Wednesday, March 5, 2008

Right as Rain

Steady, rhythmic rain. I sat in the darkened doorway, the wind from the screen refreshing in its promise of spring. The candle behind me flickered just enough for me to read the words in the book, scents of vanilla and jade wafting. Then I saw his car lights: bright in the darkness, clear in the streams of rain. I grabbed my slippers and tiptoed outside to help him bring in the groceries he'd purchased for me after his night class.
  
The rain seemed not-so-gentle as I stepped off the porch. The mild wind had strengthened, and we clumsily wielded bags while trying to avoid hidden puddles.
  
We stepped into the safety of our house. Candle blown out, light switched on. Groceries put away, BBC mini-series pulled out. Warm blanket, fresh bread, easy viewing.
     
Until the lights dramatically went out and the candle was re-lit, this time less for its scent than its light. The wind was no longer mild or strengthened; it was fierce.

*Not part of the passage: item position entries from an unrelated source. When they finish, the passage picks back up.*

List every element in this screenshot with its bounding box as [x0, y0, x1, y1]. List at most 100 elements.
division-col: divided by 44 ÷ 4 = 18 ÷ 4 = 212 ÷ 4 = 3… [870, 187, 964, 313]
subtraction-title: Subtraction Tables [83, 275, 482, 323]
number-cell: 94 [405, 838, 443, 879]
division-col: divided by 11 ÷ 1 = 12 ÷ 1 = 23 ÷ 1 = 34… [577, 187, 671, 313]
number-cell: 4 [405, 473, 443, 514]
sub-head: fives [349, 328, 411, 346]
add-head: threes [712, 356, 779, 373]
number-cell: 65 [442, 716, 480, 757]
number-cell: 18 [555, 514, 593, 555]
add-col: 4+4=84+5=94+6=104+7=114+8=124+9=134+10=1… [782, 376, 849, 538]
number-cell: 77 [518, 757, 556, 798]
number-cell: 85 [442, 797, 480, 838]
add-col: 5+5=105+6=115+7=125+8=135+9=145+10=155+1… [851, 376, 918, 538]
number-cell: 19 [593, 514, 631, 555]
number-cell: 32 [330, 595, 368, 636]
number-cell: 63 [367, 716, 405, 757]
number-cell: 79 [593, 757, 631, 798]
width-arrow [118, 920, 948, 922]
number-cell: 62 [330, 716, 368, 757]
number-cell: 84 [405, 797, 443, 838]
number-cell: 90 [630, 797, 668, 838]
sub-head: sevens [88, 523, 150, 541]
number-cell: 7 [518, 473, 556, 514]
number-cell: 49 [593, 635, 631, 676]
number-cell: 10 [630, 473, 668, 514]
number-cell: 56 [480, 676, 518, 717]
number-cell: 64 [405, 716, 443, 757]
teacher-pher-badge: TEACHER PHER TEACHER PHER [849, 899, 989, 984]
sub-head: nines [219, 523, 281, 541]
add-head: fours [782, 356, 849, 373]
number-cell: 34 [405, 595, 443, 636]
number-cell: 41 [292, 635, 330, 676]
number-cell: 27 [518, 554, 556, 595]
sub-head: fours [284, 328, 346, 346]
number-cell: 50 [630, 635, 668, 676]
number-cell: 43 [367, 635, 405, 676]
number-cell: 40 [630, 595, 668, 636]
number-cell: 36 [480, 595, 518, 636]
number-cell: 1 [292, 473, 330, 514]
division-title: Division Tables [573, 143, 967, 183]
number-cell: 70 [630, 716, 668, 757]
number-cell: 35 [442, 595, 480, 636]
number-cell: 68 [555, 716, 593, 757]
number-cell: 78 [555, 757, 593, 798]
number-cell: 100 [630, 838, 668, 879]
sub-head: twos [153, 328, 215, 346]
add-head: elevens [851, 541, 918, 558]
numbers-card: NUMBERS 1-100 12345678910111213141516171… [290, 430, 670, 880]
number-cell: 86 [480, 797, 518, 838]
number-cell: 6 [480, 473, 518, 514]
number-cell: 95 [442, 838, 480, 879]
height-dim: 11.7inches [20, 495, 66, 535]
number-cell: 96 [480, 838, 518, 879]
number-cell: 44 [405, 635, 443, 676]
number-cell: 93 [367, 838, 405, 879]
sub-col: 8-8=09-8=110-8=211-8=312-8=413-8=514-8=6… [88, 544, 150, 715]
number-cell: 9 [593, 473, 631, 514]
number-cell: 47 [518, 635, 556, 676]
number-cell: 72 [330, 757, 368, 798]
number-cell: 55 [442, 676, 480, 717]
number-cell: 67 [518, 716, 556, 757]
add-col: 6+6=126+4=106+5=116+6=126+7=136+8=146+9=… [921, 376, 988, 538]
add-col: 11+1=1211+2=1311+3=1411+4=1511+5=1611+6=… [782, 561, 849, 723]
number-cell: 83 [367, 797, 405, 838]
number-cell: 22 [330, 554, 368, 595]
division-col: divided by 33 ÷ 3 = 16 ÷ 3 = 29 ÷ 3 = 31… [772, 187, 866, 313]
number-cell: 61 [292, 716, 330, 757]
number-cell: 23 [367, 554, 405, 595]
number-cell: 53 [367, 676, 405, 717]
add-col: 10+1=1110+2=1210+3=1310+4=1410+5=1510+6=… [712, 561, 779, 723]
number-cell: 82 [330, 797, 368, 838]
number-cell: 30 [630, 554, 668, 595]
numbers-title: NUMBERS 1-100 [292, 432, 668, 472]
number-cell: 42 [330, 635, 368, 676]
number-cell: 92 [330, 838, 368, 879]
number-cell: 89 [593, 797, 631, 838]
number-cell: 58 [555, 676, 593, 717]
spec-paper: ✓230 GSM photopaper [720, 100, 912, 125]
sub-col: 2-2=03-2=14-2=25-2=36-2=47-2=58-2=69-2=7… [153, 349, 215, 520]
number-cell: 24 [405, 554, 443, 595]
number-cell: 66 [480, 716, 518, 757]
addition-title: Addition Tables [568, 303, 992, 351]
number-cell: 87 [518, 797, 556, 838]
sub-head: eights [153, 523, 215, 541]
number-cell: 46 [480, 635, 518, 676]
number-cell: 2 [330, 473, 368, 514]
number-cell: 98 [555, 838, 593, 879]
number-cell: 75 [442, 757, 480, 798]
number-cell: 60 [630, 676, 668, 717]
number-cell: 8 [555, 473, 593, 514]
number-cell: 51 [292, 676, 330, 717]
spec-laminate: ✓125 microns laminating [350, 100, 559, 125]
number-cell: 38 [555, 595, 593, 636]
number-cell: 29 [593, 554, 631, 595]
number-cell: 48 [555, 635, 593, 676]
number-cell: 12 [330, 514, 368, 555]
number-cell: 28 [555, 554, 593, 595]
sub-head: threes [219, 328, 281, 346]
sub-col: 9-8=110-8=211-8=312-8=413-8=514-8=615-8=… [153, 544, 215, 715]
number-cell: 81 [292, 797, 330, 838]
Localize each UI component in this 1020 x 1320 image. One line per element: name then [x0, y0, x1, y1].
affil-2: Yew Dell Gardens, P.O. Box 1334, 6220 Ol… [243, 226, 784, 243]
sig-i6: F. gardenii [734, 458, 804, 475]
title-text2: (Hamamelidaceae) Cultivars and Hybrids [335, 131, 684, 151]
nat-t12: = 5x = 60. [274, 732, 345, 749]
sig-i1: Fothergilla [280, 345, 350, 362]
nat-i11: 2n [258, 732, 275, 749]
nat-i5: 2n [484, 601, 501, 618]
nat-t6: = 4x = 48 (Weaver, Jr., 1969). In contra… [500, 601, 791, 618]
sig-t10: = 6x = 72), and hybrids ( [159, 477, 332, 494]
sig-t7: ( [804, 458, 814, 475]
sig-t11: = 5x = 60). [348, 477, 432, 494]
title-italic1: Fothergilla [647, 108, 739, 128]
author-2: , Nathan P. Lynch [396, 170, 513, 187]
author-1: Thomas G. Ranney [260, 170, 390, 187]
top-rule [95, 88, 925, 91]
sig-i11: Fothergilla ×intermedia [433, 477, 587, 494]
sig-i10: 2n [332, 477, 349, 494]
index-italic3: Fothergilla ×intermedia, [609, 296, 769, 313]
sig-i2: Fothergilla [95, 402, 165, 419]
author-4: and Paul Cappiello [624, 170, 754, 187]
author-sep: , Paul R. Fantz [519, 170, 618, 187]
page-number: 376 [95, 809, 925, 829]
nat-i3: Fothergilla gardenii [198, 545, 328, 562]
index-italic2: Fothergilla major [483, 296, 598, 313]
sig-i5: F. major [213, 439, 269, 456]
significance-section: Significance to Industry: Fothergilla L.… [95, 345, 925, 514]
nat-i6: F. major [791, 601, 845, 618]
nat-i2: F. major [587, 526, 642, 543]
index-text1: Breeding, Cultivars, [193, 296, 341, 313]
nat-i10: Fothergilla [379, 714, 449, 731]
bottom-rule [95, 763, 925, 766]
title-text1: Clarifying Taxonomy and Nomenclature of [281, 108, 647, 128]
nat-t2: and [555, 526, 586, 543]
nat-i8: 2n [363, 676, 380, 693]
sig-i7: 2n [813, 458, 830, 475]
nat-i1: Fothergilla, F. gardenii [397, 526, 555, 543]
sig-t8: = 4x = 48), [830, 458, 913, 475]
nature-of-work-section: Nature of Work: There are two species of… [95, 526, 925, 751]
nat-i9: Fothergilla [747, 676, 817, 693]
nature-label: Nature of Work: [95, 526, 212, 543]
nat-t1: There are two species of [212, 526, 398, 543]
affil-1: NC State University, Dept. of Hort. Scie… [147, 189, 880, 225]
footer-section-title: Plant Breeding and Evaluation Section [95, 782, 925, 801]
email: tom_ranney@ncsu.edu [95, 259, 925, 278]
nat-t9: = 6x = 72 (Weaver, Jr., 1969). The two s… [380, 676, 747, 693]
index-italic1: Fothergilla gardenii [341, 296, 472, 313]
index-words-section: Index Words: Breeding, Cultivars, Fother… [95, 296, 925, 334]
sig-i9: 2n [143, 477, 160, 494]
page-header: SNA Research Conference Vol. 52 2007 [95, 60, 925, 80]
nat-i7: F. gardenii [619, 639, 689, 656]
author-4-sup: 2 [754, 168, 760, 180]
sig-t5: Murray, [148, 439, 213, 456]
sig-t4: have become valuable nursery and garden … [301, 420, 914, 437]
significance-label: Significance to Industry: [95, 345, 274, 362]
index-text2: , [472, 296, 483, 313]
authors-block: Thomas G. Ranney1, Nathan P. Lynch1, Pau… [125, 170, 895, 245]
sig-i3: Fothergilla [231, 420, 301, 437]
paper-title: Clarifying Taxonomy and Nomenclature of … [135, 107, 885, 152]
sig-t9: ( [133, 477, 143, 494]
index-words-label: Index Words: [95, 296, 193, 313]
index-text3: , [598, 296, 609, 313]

With each sheet of lightning, we watched the trees sway vigorously. When we found a break in the storm, he went outside to see if anything had happened.
  
And it had. The windshield of his car, the wipers of which had been quickly beating a metronome-like rhythm only an hour before, bore the violent scar of a heavy walnut tree branch. The top of the car folded in on itself, and the rain continued to dribble through the roof.
  
He came in and told me what had happened. Using a spare flashlight, we tried to get a grasp of the damage. We came in, back to the comfort of dry floors and vanilla and jade and bread, and sat stunned.
  
But not fretful. Not anxious, not angry.
  
Stunned, but safe and secure.
  
And the words I had been reading while waiting for him in the then-fantastical world of flickering light and gentle rain and sleeping children? (You know, candles are so soothing when you don't need them!)
 

"This indeed is an excellent art, to be able to draw from God what one had before in the creature. Christian, how did you enjoy comfort before? Was the creature anything to you but a conduit, a pipe, that conveyed God's goodness to you? 'The pipe is cut off,' says God, 'come to Me, the fountain, and drink immediately.' Though the beams are taken away, yet the sun remains the same in the firmament as ever it was. What is it that satisfies God Himself, but that He enjoys all fullness in Himself; so He comes to have satisfaction in Himself. Now if you enjoy God as your portion, if your soul can say with the Church in Lamentations 3:24: 'The Lord is my portion, says my soul,' why should you not be satisfied and contented like God?"